It’s no secret that, in far too many ways, the criminal justice system criminalizes being poor. From the widespread use of cash bail, to incarceration as a punishment for a failure to pay parking or traffic tickets or fees associated with probation or parole, the system is tilted against those who are living paycheck to paycheck or struggling to find work.

But even as we work to dismantle systemic injustices in the criminal justice system, some stakeholders are unwilling to go along. 

That’s exactly what’s happening in Montgomery County. 

In May of 2018, the ACLU of Pennsylvania sent a letter to the 38th Judicial District, which operates the Court of Common Pleas in Montgomery County, warning that the court’s habit of assigning people duplicative costs when they are charged with more than one crime was illegal, and asking it to end the practice. 

But instead of doing the right thing, the court doubled down, adopting an internal policy that explicitly allowed the practice to continue. 

Nearly a year and a half later, the court continues to assign duplicative costs, overcharging defendants in more than 500 cases since the beginning of 2019. 

The practice has had a disproportionate impact on low-income defendants for whom even an extra few hundred dollars of court costs can represent an insurmountable financial barrier that takes years or even decades to pay. 

That’s why this week, we filed a class action lawsuit on behalf of five people who were assigned duplicative court costs by the 38th Judicial District.
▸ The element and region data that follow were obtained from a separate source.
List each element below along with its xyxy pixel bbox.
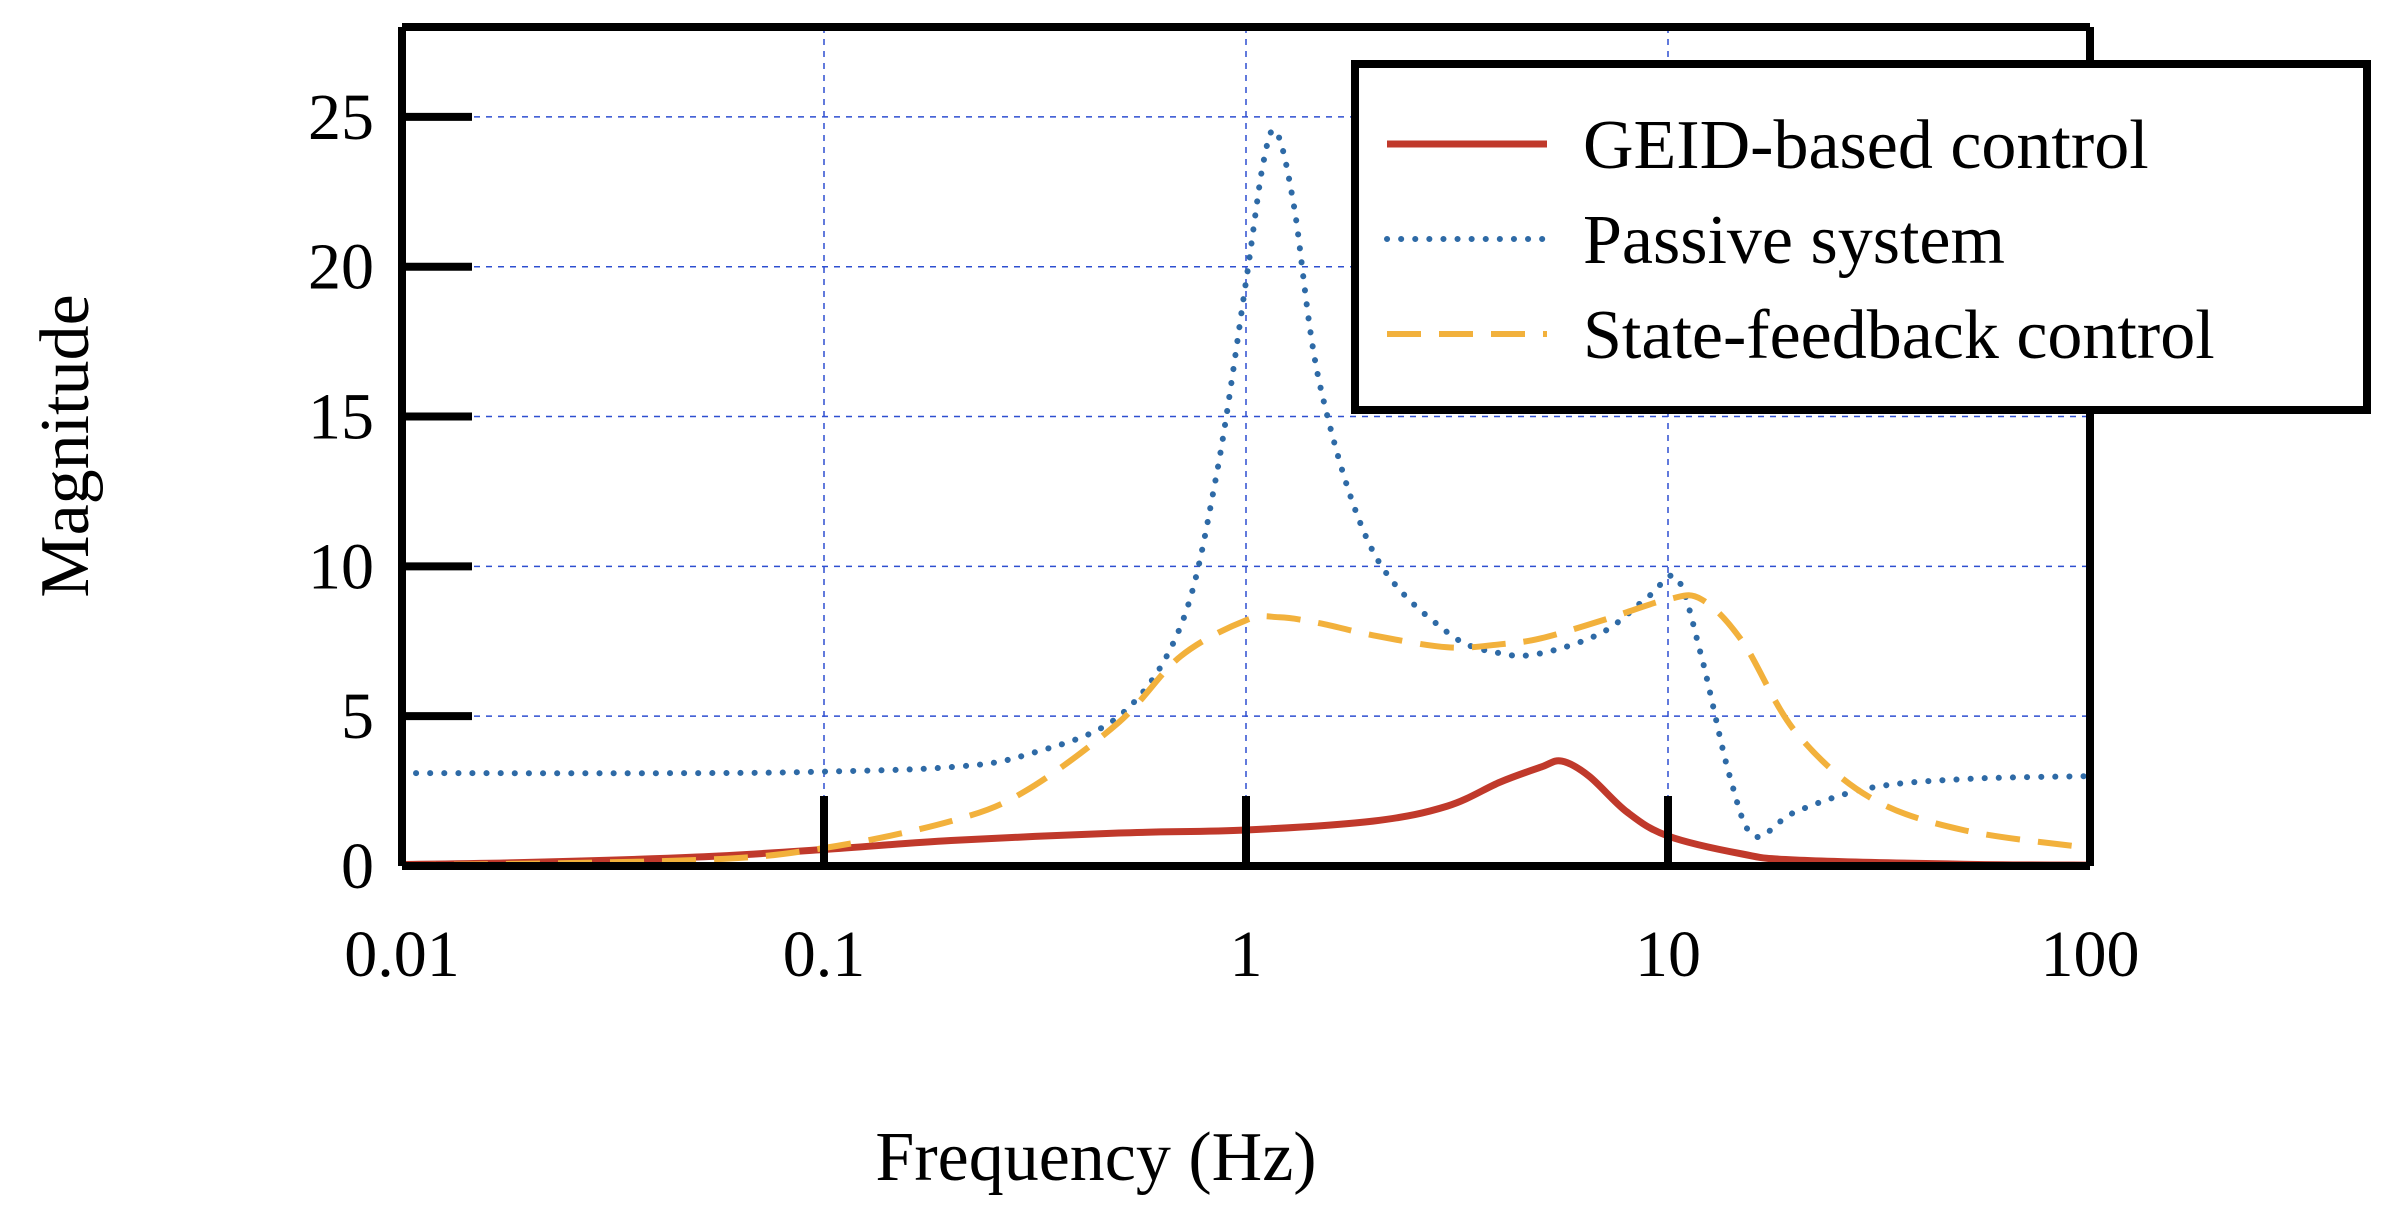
grid [402,27,2090,866]
y-tick-label-3: 15 [308,381,374,454]
y-tick-label-4: 20 [308,231,374,304]
tick-marks-group [402,112,1672,866]
y-tick-label-5: 25 [308,81,374,154]
x-tick-label-2: 1 [1230,918,1263,991]
x-tick-label-0: 0.01 [344,918,460,991]
series-line-2 [401,592,2091,869]
legend-label-0: GEID-based control [1583,107,2149,184]
x-tick-label-1: 0.1 [783,918,866,991]
legend-label-1: Passive system [1583,202,2005,279]
y-axis-label: Magnitude [27,294,104,597]
y-tick-label-1: 5 [341,680,374,753]
x-tick-label-4: 100 [2041,918,2140,991]
legend: GEID-based control Passive system State-fe… [1351,60,2371,414]
x-axis-label: Frequency (Hz) [875,1119,1316,1196]
series-group [399,126,2093,869]
series-line-1 [399,126,2093,840]
legend-box [1351,60,2371,414]
tick-labels-group: 0.01 0.1 1 10 100 0 5 10 15 20 25 [308,81,2140,991]
y-tick-label-0: 0 [341,830,374,903]
legend-label-2: State-feedback control [1583,297,2215,374]
y-tick-label-2: 10 [308,530,374,603]
x-tick-label-3: 10 [1635,918,1701,991]
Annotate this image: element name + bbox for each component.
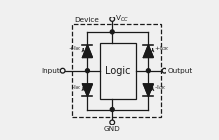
Text: +I$_{IK}$: +I$_{IK}$ — [68, 44, 81, 53]
Circle shape — [110, 17, 115, 21]
Circle shape — [147, 69, 150, 73]
Text: Logic: Logic — [105, 66, 131, 76]
Circle shape — [60, 68, 65, 73]
Text: -I$_{IK}$: -I$_{IK}$ — [71, 83, 81, 92]
Circle shape — [110, 108, 114, 111]
Bar — [100, 43, 136, 99]
Text: GND: GND — [104, 126, 121, 132]
Text: Device: Device — [74, 17, 99, 23]
Polygon shape — [83, 84, 92, 96]
Text: Output: Output — [168, 68, 193, 74]
Text: +I$_{OK}$: +I$_{OK}$ — [154, 44, 170, 53]
Bar — [72, 24, 161, 117]
Text: Input: Input — [41, 68, 60, 74]
Circle shape — [110, 120, 115, 125]
Polygon shape — [83, 45, 92, 58]
Polygon shape — [143, 45, 153, 58]
Circle shape — [110, 30, 114, 34]
Text: V$_{CC}$: V$_{CC}$ — [115, 14, 129, 24]
Circle shape — [85, 69, 89, 73]
Text: -I$_{OK}$: -I$_{OK}$ — [154, 83, 167, 92]
Polygon shape — [143, 84, 153, 96]
Circle shape — [162, 68, 167, 73]
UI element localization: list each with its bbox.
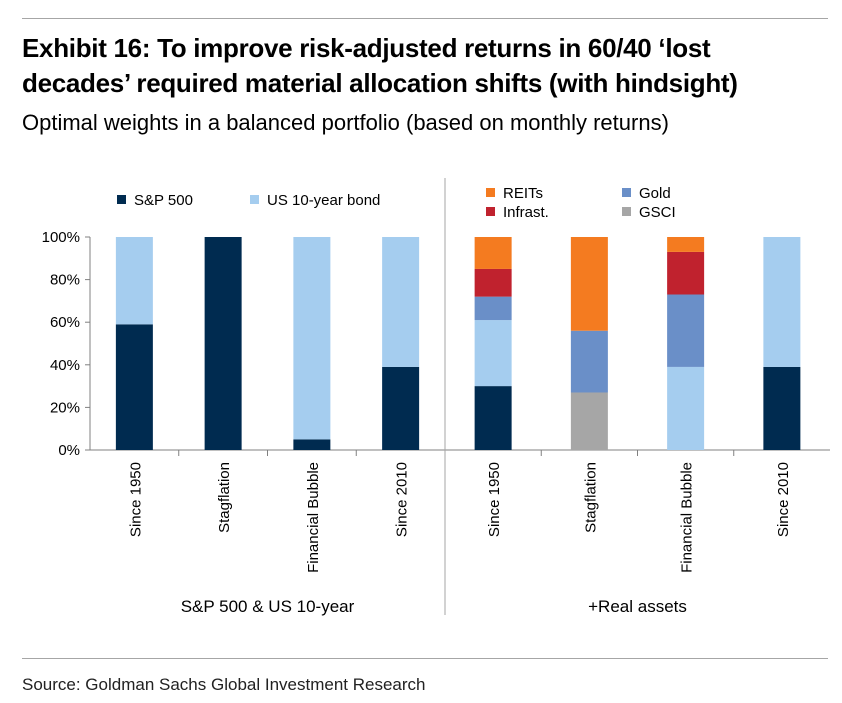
bar-segment [667,237,705,252]
legend-label: Gold [639,185,671,202]
top-rule [22,18,828,19]
chart-title: Exhibit 16: To improve risk-adjusted ret… [22,33,738,98]
y-tick-label: 40% [50,357,80,374]
bar-segment [293,439,331,450]
bar-segment [474,320,512,387]
y-tick-label: 0% [58,442,80,459]
source-note: Source: Goldman Sachs Global Investment … [22,675,426,694]
category-label: Since 1950 [486,462,503,537]
category-label: Financial Bubble [679,462,696,573]
category-label: Financial Bubble [305,462,322,573]
legend-label: US 10-year bond [267,192,380,209]
legend-swatch [250,195,259,204]
group-label: +Real assets [588,597,687,616]
bar-segment [204,237,242,450]
category-label: Since 2010 [394,462,411,537]
legend-swatch [622,207,631,216]
bar-segment [474,268,512,297]
bar-segment [382,366,420,450]
category-label: Stagflation [582,462,599,533]
bar-segment [115,324,153,450]
bar-segment [667,366,705,450]
bar-segment [570,237,608,331]
bar-segment [570,392,608,450]
legend-label: S&P 500 [134,192,193,209]
y-tick-label: 80% [50,272,80,289]
category-label: Since 1950 [127,462,144,537]
bar-segment [474,296,512,321]
legend-swatch [486,188,495,197]
y-tick-label: 20% [50,399,80,416]
category-label: Stagflation [216,462,233,533]
legend-swatch [622,188,631,197]
bar-segment [474,237,512,269]
legend-label: Infrast. [503,204,549,221]
legend-label: REITs [503,185,543,202]
group-label: S&P 500 & US 10-year [181,597,355,616]
bar-segment [763,237,801,367]
bar-segment [763,366,801,450]
y-tick-label: 60% [50,314,80,331]
chart-subtitle: Optimal weights in a balanced portfolio … [22,110,669,135]
category-label: Since 2010 [775,462,792,537]
y-tick-label: 100% [42,229,80,246]
legend-swatch [486,207,495,216]
bottom-rule [22,658,828,659]
bar-segment [667,251,705,295]
bar-segment [382,237,420,367]
bar-segment [667,294,705,367]
bar-segment [474,386,512,450]
bar-segment [570,330,608,393]
bar-segment [115,237,153,325]
legend-swatch [117,195,126,204]
legend-label: GSCI [639,204,676,221]
bar-segment [293,237,331,440]
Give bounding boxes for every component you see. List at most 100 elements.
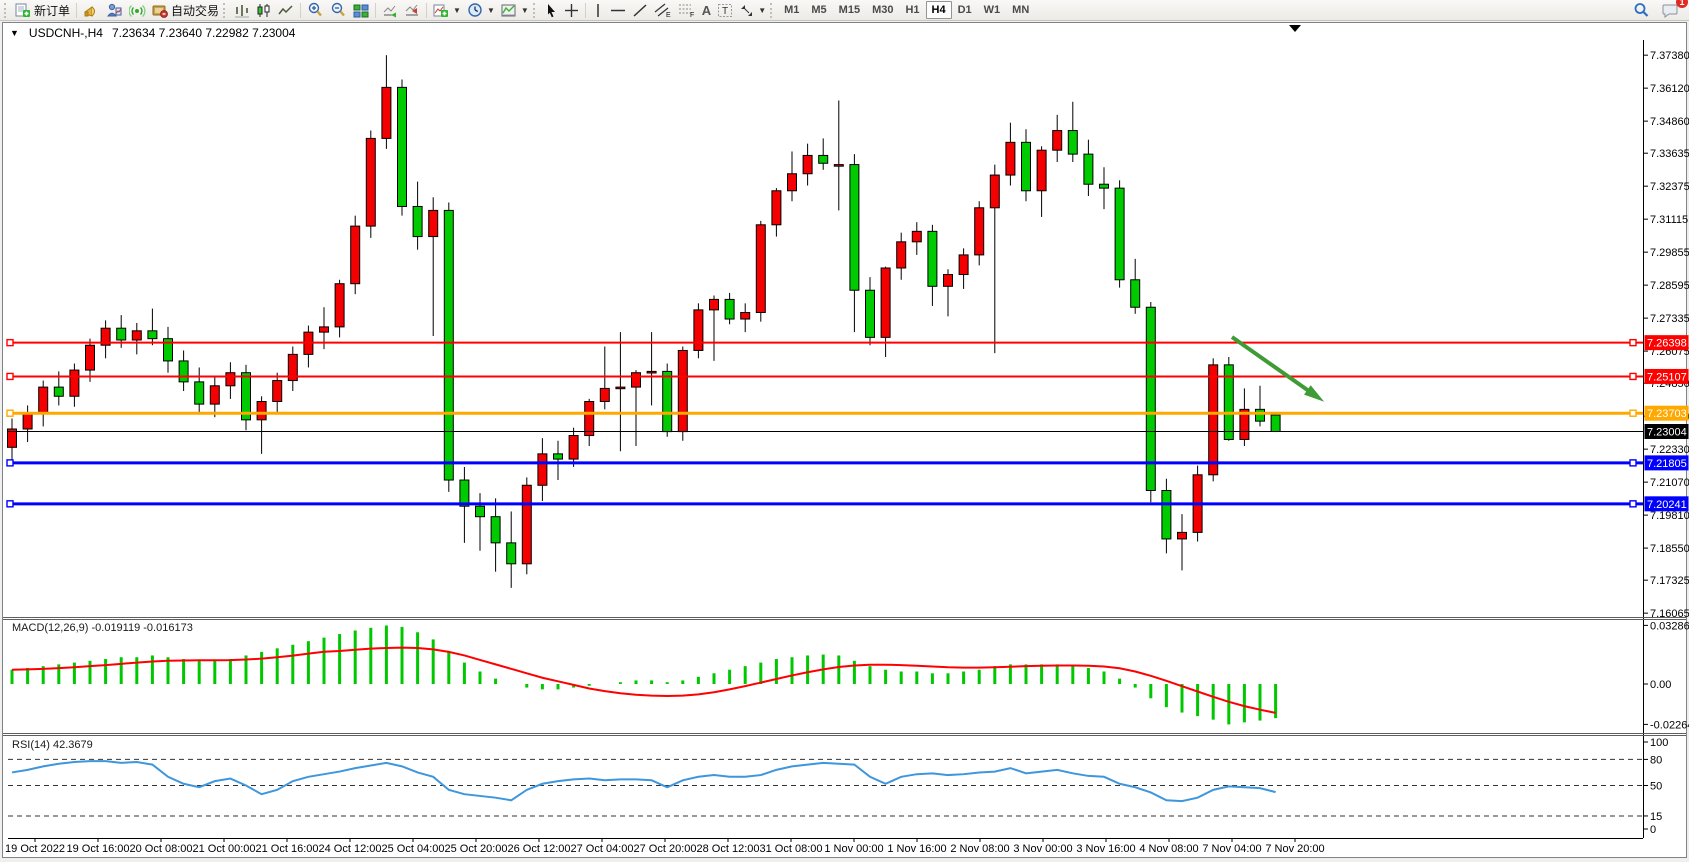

The lawsuit requests an end to the practice and a halt to the collection of any illegal costs that have already been assessed. 

The suit could benefit thousands of people who have been overcharged by the 38th Judicial District over the years. If you believe you have been assigned duplicative court costs in Montgomery County, you can submit a complaint to our legal team here

While Montgomery County is certainly an outlier when it comes to assigning duplicative court costs, it is by no means the only example of the disproportionate impact of costs and fees across the commonwealth. 

Late last year, we released the first empirical study of the fines, costs, and restitution imposed and collected by Pennsylvania courts in criminal cases as a first step toward better understanding the disproportionate burden that current practices impose on low-income Pennsylvanians in the criminal legal system. We also continue to work on ending modern-day debtors’ prisons and the use of civil asset forfeiture in the commonwealth.   

Pennsylvania has a bloated, redundant criminal legal system that compounds mass incarceration. In Montgomery County and elsewhere in the commonwealth, excessive costs and fees keep people living in poverty stuck in that system. That needs to change. Being poor is not a crime.